Lineage

Applies from release 2022.3

Lineage is data about the origin of data. Lineage data documents how target data objects are created from source data objects. Lineage functionality has long been a feature of Alation’s data catalog, with three distinct phases known as Lineage V1, Lineage V2, and Lineage V3. Lineage V1 consisted solely of table-level lineage and was superseded by Lineage V2, and therefore will not be discussed further.

Alation automatically calculates lineage using metadata sourced from metadata extraction (MDE), query log ingestion (QLI), Compose queries, and the data posted over the Alation public APIs. Starting with Lineage V3, lineage can also be created manually. Lineage is visually represented as a diagram on the Lineage tab of a data source.

Lineage V2

Lineage V2 was introduced in Release V R6 (5.10.x). Lineage V2 is enabled by default from release 2021.2. In earlier releases, V R6 (5.10.x) to 2021.1, Lineage V2 could be enabled explicitly by an admin by setting a dedicated feature flag. This feature cannot be disabled.

Note

See Enabling Lineage V2 for information on how to enable Lineage V2 in releases V R6 to 2021.1

Lineage V2 adds column-level lineage to the existing table-level lineage. Table-level lineage data is calculated by the system automatically or can be added by an admin using the Lineage API. Column-level lineage data can be added over the API only. The level of detail in automatically generated table lineage depends on the volume of metadata available in the catalog for processing.

../../_images/Lin16.png

Lineage V2 also adds the object type Dataflow that can be used to document:

  • ETL processes

  • stored procedures

  • SQL queries

  • scripts that produce target data from source data

Lineage V3

Lineage V3, or the lineage service, introduced in Version 2021.4, is a microservice operating inside the Alation server. It is responsible for the creation, storage, and retrieval of lineage data into the catalog.

Lineage V3 is required for the Manual Lineage Curation feature to work.

The Alation server creates lineage data from multiple sources, such as metadata extraction (MDE), query log ingestion (QLI), Compose query history, and public APIs. With Lineage V3 enabled, lineage events generated from these sources are sent to the Lineage V3 service via Event Bus. In the lineage service:

  • the lineage write service consumes lineage events from the Event Bus and stores this lineage data into the lineage database;

  • the lineage read service retrieves the stored lineage data and powers the lineage diagrams in the Alation user interface.

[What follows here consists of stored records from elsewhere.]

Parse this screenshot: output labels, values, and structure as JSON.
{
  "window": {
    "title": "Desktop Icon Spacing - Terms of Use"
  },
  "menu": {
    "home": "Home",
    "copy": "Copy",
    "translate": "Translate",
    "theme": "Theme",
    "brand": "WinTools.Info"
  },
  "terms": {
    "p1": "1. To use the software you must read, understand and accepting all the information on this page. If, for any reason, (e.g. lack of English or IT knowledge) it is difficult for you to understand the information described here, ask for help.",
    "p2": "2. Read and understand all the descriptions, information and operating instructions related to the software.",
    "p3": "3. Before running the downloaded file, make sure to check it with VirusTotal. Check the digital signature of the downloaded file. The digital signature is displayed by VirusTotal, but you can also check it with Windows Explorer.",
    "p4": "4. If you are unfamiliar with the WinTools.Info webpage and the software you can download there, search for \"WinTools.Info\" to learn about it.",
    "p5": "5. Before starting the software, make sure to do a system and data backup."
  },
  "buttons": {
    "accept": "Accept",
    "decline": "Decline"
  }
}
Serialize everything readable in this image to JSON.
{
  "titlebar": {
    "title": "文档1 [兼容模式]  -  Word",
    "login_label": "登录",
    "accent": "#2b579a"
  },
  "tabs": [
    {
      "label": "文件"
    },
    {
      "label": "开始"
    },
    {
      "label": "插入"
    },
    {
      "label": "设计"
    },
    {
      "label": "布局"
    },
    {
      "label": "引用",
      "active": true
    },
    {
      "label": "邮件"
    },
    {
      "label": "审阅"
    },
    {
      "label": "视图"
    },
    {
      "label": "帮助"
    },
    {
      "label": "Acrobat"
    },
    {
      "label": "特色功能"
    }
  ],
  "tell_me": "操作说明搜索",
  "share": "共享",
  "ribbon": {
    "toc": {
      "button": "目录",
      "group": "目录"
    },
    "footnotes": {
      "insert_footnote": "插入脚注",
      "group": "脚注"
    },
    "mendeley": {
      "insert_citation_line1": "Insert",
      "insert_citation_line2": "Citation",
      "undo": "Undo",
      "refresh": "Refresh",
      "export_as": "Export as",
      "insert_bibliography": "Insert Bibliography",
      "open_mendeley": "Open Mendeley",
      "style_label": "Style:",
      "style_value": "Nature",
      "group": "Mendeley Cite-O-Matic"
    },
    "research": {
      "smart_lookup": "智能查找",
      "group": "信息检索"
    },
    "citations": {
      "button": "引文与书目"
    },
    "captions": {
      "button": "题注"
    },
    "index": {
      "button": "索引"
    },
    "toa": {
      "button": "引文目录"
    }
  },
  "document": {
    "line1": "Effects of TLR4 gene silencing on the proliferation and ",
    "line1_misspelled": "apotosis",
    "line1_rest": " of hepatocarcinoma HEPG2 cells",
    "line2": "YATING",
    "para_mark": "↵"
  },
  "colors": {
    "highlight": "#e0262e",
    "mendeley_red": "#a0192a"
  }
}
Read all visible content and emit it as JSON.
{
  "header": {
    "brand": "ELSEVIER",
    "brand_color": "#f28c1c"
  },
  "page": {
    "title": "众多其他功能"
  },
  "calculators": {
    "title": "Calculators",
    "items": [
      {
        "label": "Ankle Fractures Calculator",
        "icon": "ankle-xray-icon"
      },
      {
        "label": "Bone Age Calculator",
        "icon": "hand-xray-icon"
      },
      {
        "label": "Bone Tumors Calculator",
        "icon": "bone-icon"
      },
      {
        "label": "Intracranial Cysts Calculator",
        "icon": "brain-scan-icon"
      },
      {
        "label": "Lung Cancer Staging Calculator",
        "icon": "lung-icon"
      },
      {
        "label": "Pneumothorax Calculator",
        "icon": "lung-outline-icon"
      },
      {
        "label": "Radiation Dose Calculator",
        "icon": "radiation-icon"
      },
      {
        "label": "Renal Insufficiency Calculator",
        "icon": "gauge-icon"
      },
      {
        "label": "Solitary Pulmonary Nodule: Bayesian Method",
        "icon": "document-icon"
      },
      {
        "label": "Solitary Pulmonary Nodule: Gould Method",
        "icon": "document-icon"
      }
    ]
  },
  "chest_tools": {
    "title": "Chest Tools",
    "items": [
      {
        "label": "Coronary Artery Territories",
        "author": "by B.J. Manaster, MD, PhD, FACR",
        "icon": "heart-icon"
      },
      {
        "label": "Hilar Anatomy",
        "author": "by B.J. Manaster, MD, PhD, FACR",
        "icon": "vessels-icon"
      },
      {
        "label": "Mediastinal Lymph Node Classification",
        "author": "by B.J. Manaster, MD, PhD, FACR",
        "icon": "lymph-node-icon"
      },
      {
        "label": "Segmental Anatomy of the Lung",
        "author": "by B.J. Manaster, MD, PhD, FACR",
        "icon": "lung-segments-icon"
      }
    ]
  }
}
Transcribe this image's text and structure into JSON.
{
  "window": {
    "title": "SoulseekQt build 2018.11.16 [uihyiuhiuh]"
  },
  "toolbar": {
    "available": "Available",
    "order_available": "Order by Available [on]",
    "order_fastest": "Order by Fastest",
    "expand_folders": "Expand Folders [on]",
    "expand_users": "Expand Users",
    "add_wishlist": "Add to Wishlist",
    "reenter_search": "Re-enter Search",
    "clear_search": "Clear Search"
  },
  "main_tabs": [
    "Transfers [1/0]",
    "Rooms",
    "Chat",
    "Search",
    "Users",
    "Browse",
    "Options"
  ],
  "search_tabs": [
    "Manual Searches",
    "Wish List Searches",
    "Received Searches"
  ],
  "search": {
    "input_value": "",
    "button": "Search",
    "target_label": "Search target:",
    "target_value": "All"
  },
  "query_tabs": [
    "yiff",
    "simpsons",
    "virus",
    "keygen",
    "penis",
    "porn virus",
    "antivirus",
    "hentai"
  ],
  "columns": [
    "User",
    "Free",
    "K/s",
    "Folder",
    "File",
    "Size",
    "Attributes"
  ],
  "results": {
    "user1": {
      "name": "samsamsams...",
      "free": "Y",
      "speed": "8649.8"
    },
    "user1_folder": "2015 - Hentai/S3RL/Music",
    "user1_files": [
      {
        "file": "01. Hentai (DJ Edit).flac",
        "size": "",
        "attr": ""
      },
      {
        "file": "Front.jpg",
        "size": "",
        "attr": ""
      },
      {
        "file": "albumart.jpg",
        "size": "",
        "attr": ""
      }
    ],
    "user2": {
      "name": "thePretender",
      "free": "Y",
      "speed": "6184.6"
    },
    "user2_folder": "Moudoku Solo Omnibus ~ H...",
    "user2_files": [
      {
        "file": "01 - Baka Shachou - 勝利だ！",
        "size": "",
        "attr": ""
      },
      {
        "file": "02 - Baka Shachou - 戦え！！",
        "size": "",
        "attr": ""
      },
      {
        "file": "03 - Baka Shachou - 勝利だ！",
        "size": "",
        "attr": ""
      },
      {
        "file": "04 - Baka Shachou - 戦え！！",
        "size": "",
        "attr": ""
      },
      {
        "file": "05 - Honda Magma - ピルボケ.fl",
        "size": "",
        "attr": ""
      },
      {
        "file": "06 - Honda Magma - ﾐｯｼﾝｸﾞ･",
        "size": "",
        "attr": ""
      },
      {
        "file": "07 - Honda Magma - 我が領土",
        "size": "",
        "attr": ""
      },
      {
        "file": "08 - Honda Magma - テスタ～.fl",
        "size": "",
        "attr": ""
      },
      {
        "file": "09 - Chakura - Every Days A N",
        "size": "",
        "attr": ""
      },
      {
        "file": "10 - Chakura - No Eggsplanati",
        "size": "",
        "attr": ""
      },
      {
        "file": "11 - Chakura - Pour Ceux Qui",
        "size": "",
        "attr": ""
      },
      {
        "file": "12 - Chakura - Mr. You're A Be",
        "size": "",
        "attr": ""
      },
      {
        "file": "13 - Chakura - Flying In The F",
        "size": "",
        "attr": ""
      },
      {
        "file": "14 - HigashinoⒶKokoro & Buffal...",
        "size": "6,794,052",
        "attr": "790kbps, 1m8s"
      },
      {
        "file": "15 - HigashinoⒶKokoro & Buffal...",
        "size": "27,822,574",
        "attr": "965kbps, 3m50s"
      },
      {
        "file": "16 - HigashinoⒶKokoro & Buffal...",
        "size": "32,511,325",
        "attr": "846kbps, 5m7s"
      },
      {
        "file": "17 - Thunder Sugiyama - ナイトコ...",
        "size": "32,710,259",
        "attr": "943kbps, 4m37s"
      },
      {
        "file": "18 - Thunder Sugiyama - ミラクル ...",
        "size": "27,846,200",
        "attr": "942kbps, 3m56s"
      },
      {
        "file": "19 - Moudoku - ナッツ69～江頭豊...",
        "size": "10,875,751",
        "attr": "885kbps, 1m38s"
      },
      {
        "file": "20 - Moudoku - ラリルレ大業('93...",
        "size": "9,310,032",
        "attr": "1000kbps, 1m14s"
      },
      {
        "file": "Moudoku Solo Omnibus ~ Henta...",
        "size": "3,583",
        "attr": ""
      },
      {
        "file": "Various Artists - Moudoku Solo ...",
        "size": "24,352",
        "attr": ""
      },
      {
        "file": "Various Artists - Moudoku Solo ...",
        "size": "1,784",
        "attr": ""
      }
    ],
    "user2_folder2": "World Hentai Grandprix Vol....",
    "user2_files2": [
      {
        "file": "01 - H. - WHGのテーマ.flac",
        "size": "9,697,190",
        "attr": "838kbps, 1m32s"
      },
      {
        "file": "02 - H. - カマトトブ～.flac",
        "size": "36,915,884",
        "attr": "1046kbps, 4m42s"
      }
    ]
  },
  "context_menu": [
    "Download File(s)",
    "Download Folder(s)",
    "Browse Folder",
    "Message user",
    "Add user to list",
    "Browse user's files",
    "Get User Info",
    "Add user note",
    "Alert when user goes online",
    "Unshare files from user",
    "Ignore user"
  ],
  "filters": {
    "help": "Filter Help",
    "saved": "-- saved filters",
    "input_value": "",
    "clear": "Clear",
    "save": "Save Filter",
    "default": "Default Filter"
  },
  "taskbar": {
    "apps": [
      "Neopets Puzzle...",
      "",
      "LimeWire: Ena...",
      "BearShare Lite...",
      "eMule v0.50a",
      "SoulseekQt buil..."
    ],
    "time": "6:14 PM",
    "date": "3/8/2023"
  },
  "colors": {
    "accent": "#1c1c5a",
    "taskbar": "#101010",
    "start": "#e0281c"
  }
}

../../_images/lineageV3_01.png

Lineage V3 is disabled by default. It can be enabled by migrating the lineage data from Lineage V2 to Lineage V3. Migration from Lineage V2 to Lineage V3 is required if an existing Alation instance already has lineage data. On new installations of Alation where no lineage data exists yet, Lineage V3 can be enabled using alation_conf.

Comparing Lineage V2 and Lineage V3

Lineage V2 and Lineage V3 are both frameworks for processing lineage data and representing it in the Alation Catalog. V2 and V3 use different application architectures. V2 is the older framework that was introduced in Alation version VR6 (5.10.x) and made default in version 2021.2. Lineage V3 is available from version 2021.4.

Both V2 and V3 support lineage diagrams, Dataflow objects, Lineage Impact Analysis reports, and the Lineage API. (You will see the Lineage APIs referred to as Lineage V2 APIs, but they actually apply equally to Lineage V2 and Lineage V3.) A big differentiator is the ability to create lineage data manually that is only available with Lineage V3.

Lineage V3 aims at addressing the three main challenges of the Lineage V2 framework:

  • Scalability: Lineage V3 is capable of performing ingestion of millions of lineage events and is expected to be much more performant.

  • Flexibility: Lineage V3 can potentially be extended to new object types and serves as a foundation for manual creation of lineage.

  • Cloud Readiness: Lineage V3 has potential to be leveraged as a component in the containerized application architecture, which is the basis for Alation cloud deployments.

Lineage API Documentation

Lineage API documentation can be found:

  • on the Developer Portal: Lineage V2

  • From release 2020.3, as an OAS 3.0 specification at <AlationInstanceURL>/openapi/lineage/.

    Note

    In releases prior to 2021.2, to view OAS 3.0 specifications of Alation APIs, enable the Swagger integration on your Alation instance: Enable Integration with Swagger.

    From release 2021.2, Swagger integration is enabled by default, and does not need any feature flags to be set.

For a quick start guide to lineage APIs, see Lineage - General API Quick Start Guide.

For a quick start guide to dataflow object APIs, see Lineage - Dataflow Quick Start.

For frequently asked questions about lineage and dataflow objects, see Lineage & Dataflow - Frequently Asked Questions.